Once the accumulated timeline has been generated, it is then converted into grouped data. To accomplish this, a group interval is required. The group interval length should be chosen so that it is representative of the data. Also note that the intervals do not have to be of equal length. Once the data points have been grouped, the parameters can be obtained using maximum likelihood estimation as described in Chapter 5 in the Grouped Data Analysis section. The data in Table 13.2 can be grouped into 5 hr intervals. This interval length is sufficiently large to insure that there are failures within each interval. The grouped data set is given in Table 13.3.

Table 13.3 - Grouped data

Failures in Interval	Interval End Time
1	5
1	10
1	15
1	20
1	25

The Crow-AMSAA model for Grouped Failure Times is used for the data in Table 13.3 and the parameters of the model are solved by satisfying the following maximum likelihood equations (Chapter 5).

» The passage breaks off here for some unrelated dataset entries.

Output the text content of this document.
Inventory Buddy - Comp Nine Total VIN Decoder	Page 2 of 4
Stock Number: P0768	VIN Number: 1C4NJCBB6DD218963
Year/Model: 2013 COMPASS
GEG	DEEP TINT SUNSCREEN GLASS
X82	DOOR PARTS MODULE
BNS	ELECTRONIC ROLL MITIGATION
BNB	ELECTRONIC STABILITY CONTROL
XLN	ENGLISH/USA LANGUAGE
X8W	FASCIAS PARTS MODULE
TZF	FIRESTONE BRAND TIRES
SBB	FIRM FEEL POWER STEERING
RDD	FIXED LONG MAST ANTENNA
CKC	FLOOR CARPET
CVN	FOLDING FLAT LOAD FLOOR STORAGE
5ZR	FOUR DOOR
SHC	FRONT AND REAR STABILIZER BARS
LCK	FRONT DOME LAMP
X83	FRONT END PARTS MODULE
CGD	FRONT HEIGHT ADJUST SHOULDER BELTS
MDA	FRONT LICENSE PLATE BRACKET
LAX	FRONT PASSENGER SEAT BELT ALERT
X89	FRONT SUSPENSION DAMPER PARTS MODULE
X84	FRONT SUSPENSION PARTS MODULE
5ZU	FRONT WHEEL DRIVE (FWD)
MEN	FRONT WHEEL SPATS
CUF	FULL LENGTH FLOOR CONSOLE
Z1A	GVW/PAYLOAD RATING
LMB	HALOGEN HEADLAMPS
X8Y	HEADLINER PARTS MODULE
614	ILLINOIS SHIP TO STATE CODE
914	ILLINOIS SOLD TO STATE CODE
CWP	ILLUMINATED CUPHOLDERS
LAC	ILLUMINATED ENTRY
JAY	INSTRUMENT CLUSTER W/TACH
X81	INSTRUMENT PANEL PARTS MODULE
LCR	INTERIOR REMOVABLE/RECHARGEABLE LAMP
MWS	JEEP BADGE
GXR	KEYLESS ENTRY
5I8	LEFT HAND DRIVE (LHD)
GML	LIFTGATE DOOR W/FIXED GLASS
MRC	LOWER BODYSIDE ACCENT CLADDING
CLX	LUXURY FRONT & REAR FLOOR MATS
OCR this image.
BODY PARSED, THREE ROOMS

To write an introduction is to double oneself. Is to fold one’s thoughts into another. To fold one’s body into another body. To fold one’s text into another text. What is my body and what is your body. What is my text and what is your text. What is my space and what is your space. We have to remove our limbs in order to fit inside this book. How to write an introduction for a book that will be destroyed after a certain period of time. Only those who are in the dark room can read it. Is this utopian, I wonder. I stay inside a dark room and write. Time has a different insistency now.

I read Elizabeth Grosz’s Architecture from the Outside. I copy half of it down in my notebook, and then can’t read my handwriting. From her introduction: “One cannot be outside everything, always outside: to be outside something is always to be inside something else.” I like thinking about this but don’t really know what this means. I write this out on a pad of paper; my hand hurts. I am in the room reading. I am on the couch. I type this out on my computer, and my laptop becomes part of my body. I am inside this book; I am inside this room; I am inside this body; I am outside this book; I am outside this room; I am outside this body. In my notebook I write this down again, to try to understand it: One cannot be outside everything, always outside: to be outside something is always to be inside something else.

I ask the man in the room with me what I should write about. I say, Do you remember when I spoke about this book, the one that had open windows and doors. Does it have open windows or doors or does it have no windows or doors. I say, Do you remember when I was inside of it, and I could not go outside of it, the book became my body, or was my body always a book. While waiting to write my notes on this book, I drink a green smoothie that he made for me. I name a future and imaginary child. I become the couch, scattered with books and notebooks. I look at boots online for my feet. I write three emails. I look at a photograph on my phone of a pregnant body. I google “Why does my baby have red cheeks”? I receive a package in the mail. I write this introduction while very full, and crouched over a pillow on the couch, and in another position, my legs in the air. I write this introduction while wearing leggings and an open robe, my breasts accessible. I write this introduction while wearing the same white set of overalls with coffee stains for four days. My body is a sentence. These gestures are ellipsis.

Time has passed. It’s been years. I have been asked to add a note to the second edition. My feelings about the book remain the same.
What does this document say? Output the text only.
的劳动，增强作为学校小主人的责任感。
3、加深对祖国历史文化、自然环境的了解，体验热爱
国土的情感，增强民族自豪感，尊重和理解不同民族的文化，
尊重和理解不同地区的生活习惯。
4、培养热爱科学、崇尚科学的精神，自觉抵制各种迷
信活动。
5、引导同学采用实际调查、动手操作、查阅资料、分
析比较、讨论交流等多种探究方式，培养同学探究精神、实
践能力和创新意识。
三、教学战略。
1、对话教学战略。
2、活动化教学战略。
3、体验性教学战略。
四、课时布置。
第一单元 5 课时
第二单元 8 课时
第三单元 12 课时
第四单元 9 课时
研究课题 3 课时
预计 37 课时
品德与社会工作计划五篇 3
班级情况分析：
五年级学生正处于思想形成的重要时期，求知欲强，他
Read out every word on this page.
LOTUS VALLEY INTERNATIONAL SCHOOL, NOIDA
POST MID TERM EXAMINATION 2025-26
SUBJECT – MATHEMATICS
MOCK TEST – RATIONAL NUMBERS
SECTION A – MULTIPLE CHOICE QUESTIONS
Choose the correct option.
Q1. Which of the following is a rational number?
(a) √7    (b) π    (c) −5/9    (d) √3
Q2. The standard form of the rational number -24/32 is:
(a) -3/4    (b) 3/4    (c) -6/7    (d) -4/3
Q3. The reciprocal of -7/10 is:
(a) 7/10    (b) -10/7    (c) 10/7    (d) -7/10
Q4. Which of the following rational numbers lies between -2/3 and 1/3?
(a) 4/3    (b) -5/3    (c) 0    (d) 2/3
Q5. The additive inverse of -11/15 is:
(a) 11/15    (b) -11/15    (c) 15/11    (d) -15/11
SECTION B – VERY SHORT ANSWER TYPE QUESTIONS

${\displaystyle \begin{array}{c}\hat{\lambda }=\frac{n}{T_k^{\hat{\beta }}}\\ \underset{i=1}{\sum ^k}{n}_i[\frac{T_i^{\hat{\beta }}\ln T_{i-1}-T_{i-1}^{\hat{\beta }}\ln T_{i-1}}{T_i^{\hat{\beta }}-T_{i-1}^{\hat{\beta }}}-\ln T_k]=0\end{array}}$

Example 4

Table 13.4 presents data for a fleet of 27 systems. A cycle is a complete history from overhaul to overhaul. The failure history for the last completed cycle for each system is recorded. This is a random sample of data from the fleet. These systems are in the order in which they were selected. Suppose the intervals to group the current data are 10000, 20000, 30000, 40000 and the final interval is defined by the termination time. Conduct the fleet analysis.

Table 13.4 - Sample fleet data!System

Cycle Time ${\displaystyle T_j}$	Number of failures ${\displaystyle N_j}$	Failure Time ${\displaystyle X_{ij}}$
1	1396	1	1396
2	4497	1	4497
3	525	1	525
4	1232	1	1232
5	227	1	227
6	135	1	135
7	19	1	19
8	812	1	812
9	2024	1	2024
10	943	2	316, 943
11	60	1	60
12	4234	2	4233, 4234
13	2527	2	1877, 2527
14	2105	2	2074, 2105
15	5079	1	5079
16	577	2	546, 577
17	4085	2	453, 4085
18	1023	1	1023
19	161	1	161
20	4767	2	36, 4767
21	6228	3	3795, 4375, 6228
22	68	1	68
23	1830	1	1830
24	1241	1	1241
25	2573	2	871, 2573
26	3556	1	3556
27	186	1	186
Total	52110	37

Solution

For the system data in Table 13.4, the data can be grouped into 10000, 20000, 30000, 4000 and 52110 time intervals. Table 13.5 gives the grouped data.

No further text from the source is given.